If you want to see that in action, watch a clique of TERFs interacting with any identifiable-as-trans woman who tries to challenge their position. For bonus insight points, compare their framing of the person they invalidate and dismiss in that scenario with the ableist stereotypes they invoke when talking about autism. Obtuse, obsessive, self-centred, unreasonably demanding accommodation: is that “male privilege and entitlement”, or “autistic mind-blindness and perseveration”? Either way, we must be firm. There may be room for pity, but there is none for recognition.

(Further note to self: re-read Mary Daly’s Gyn/Ecology with aspie spectacles on. In what terms does she characterise the soul-dead, energy-sucking, techno/necrophiliac male? What model of healthy, emotionally correct, fully-human functioning is being established against this foil? How does this then work to marginalise and invalidate trans and non-neurotypical women?)
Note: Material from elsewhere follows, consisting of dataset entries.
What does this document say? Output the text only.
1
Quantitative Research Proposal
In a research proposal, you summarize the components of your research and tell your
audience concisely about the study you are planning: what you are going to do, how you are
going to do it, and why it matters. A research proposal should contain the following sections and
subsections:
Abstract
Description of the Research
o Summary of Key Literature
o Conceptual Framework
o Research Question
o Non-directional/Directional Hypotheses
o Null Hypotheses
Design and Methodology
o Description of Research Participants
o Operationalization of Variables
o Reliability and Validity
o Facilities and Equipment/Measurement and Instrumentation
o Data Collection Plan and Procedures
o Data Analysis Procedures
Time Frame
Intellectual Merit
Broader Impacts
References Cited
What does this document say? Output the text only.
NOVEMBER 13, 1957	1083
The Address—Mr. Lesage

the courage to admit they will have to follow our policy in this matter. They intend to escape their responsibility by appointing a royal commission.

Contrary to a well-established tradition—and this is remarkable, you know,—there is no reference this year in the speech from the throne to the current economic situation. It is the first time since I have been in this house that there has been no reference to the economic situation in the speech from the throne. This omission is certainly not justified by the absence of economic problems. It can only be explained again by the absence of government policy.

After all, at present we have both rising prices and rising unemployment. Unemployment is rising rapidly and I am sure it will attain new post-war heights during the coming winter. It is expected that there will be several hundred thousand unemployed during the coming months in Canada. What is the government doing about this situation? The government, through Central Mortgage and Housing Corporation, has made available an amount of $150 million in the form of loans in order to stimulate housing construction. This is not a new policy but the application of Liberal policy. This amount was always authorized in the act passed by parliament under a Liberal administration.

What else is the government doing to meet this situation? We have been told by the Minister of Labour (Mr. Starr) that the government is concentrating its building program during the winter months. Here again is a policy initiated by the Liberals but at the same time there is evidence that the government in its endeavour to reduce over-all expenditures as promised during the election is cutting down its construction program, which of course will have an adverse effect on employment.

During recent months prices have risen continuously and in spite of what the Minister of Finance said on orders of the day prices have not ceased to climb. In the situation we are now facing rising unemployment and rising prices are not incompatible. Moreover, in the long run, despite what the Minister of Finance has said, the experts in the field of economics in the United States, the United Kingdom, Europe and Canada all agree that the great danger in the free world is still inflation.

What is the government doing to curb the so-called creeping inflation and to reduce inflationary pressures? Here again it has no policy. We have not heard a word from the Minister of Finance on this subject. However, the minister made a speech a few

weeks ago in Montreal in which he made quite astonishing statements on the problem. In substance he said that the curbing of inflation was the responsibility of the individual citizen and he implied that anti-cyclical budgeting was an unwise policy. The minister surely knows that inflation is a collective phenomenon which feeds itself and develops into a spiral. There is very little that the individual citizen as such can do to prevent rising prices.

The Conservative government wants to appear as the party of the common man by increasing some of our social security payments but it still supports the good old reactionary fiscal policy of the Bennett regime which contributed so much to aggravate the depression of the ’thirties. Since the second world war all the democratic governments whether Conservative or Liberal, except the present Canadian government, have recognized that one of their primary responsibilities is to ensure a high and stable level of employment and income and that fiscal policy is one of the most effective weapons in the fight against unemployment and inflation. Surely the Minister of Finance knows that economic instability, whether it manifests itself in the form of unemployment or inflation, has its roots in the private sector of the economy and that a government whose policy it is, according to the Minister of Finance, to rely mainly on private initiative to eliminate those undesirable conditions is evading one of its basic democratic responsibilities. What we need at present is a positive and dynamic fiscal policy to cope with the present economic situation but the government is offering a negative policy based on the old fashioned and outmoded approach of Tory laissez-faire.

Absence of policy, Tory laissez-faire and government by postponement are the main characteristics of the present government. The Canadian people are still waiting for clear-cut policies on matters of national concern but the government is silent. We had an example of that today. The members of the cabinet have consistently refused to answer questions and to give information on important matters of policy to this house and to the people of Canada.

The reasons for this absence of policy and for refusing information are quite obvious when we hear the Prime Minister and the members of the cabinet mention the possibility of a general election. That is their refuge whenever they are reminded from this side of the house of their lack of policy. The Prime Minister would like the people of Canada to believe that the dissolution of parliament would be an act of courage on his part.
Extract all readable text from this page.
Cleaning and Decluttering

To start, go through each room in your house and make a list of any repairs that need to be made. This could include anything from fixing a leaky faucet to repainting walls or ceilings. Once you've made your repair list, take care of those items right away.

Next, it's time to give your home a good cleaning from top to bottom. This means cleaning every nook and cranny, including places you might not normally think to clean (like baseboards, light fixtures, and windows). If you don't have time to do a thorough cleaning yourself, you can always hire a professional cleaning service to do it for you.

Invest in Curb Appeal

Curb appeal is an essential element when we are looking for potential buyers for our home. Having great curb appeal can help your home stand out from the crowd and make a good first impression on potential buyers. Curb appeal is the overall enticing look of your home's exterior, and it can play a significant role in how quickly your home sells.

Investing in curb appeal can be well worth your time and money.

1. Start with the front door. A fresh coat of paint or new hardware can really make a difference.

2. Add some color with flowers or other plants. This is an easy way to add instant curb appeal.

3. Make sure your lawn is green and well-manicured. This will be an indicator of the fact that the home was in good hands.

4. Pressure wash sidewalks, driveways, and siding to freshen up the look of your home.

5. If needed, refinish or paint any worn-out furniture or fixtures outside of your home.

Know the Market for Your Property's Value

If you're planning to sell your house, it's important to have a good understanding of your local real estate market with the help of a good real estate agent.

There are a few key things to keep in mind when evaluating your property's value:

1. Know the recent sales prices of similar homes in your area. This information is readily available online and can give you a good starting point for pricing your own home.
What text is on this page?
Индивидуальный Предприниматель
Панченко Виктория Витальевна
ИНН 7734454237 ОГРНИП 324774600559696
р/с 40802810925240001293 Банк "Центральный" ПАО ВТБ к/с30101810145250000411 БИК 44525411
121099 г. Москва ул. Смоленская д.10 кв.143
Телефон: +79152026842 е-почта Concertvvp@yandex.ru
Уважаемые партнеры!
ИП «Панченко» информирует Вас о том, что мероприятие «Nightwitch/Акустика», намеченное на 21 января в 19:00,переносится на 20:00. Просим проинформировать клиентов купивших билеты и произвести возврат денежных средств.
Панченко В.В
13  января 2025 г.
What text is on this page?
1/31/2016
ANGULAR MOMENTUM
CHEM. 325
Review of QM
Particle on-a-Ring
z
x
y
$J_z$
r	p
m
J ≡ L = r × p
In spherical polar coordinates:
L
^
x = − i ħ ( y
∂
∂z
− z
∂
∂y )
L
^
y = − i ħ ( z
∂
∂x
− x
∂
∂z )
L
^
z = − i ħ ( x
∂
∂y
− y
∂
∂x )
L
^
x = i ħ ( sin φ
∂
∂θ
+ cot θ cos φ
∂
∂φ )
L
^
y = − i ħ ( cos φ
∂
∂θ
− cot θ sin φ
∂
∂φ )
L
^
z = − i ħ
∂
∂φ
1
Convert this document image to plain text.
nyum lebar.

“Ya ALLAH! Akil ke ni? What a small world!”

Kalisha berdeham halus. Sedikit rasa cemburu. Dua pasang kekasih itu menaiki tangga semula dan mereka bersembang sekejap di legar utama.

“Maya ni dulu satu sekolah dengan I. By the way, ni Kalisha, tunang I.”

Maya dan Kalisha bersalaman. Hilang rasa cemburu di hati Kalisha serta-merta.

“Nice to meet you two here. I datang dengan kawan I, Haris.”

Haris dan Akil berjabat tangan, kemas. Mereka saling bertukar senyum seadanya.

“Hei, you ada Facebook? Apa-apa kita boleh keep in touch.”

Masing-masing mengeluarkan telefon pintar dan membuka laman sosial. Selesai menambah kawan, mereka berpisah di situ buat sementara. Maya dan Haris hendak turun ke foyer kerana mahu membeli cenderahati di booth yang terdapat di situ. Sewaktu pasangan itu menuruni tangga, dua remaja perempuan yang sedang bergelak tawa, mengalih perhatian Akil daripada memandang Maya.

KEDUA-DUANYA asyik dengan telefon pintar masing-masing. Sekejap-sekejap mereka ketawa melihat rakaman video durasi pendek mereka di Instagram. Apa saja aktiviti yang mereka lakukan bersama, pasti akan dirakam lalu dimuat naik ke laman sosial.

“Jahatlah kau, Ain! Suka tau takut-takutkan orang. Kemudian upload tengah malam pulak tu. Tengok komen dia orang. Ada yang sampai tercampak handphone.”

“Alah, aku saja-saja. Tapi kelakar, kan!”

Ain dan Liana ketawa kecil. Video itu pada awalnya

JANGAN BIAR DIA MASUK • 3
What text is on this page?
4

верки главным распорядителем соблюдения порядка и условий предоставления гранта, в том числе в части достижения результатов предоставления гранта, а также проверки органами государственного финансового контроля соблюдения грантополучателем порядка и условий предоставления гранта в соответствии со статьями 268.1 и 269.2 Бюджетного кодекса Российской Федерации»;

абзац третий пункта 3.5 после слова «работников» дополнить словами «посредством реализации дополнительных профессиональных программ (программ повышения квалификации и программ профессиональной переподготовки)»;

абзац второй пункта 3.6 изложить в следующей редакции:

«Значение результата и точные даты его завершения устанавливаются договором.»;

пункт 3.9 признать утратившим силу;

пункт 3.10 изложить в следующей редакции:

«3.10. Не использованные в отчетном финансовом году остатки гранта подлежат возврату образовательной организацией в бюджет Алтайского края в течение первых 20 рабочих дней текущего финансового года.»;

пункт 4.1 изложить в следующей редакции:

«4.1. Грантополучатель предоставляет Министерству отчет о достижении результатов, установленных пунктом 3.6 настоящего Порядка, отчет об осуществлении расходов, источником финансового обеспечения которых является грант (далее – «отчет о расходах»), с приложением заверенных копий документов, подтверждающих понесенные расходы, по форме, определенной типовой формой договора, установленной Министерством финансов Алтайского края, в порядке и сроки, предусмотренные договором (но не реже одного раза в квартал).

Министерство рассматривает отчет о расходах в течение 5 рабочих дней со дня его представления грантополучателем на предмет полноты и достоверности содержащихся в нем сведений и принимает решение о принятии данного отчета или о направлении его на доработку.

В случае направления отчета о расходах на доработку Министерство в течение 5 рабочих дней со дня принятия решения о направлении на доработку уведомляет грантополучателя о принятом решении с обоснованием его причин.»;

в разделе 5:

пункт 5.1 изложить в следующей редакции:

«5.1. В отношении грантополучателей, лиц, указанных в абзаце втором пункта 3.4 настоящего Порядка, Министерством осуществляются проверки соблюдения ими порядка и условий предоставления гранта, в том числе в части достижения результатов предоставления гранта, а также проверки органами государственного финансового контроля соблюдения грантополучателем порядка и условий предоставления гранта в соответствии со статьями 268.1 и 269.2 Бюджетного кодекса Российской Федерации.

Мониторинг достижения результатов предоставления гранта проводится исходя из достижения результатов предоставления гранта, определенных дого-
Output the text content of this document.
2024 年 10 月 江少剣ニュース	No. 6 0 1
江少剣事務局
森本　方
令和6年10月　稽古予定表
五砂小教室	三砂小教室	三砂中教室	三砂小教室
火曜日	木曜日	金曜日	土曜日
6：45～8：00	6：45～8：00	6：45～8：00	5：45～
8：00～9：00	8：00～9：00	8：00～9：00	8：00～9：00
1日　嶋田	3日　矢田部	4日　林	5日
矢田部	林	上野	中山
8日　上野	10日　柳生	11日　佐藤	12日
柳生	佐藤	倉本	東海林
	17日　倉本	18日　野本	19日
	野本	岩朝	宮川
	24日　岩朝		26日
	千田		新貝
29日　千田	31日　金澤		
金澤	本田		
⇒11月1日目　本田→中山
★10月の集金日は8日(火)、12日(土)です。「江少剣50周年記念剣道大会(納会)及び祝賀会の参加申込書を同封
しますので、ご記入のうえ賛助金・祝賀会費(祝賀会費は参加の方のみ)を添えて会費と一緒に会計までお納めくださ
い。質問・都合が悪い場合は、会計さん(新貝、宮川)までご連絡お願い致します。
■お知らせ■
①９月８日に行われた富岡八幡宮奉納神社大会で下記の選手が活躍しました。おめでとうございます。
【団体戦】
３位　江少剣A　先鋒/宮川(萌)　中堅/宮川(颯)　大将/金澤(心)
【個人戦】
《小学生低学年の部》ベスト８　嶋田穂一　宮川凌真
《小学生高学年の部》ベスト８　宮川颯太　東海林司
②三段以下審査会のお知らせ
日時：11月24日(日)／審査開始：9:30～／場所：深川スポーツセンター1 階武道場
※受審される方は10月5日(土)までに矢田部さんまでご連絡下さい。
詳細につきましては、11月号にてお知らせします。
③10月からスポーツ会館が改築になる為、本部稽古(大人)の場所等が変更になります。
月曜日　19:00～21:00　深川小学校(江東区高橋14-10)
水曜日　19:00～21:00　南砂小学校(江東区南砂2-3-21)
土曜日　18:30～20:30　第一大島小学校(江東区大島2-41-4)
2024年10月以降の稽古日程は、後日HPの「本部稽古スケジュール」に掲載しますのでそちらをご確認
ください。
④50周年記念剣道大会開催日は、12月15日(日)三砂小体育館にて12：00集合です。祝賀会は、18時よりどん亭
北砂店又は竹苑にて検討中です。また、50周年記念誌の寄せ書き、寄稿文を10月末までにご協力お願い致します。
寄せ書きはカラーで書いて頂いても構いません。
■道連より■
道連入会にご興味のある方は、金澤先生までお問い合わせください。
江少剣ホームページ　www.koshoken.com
The autistic war machine (of which Hamja Ahsan’s Shy Radicals is the de facto militant manifesto) is a mechanism for dismantling invalidating framings, framings which inhibit moral imagination and allow their owners and operators to carry on as if, to paraphrase the old joke about the evangelicals in heaven, they were the only ones here. By “moral imagination” I mean a sort of negative capability: the ability to suppose that others exist who are differently configured to oneself, without immediately characterising them as monstrous, amoral predators (who must be incarcerated or killed) or incompetent, overgrown children (who must be subjected to a regime of behavioural modification). It’s a quality almost entirely orthogonal to political orientation. One is always surprised to find it on the right, but it is there. The left, by its own lights, should have much more of it than it presently does.

  • The pun here on “affaire d’amour” is mostly accidental.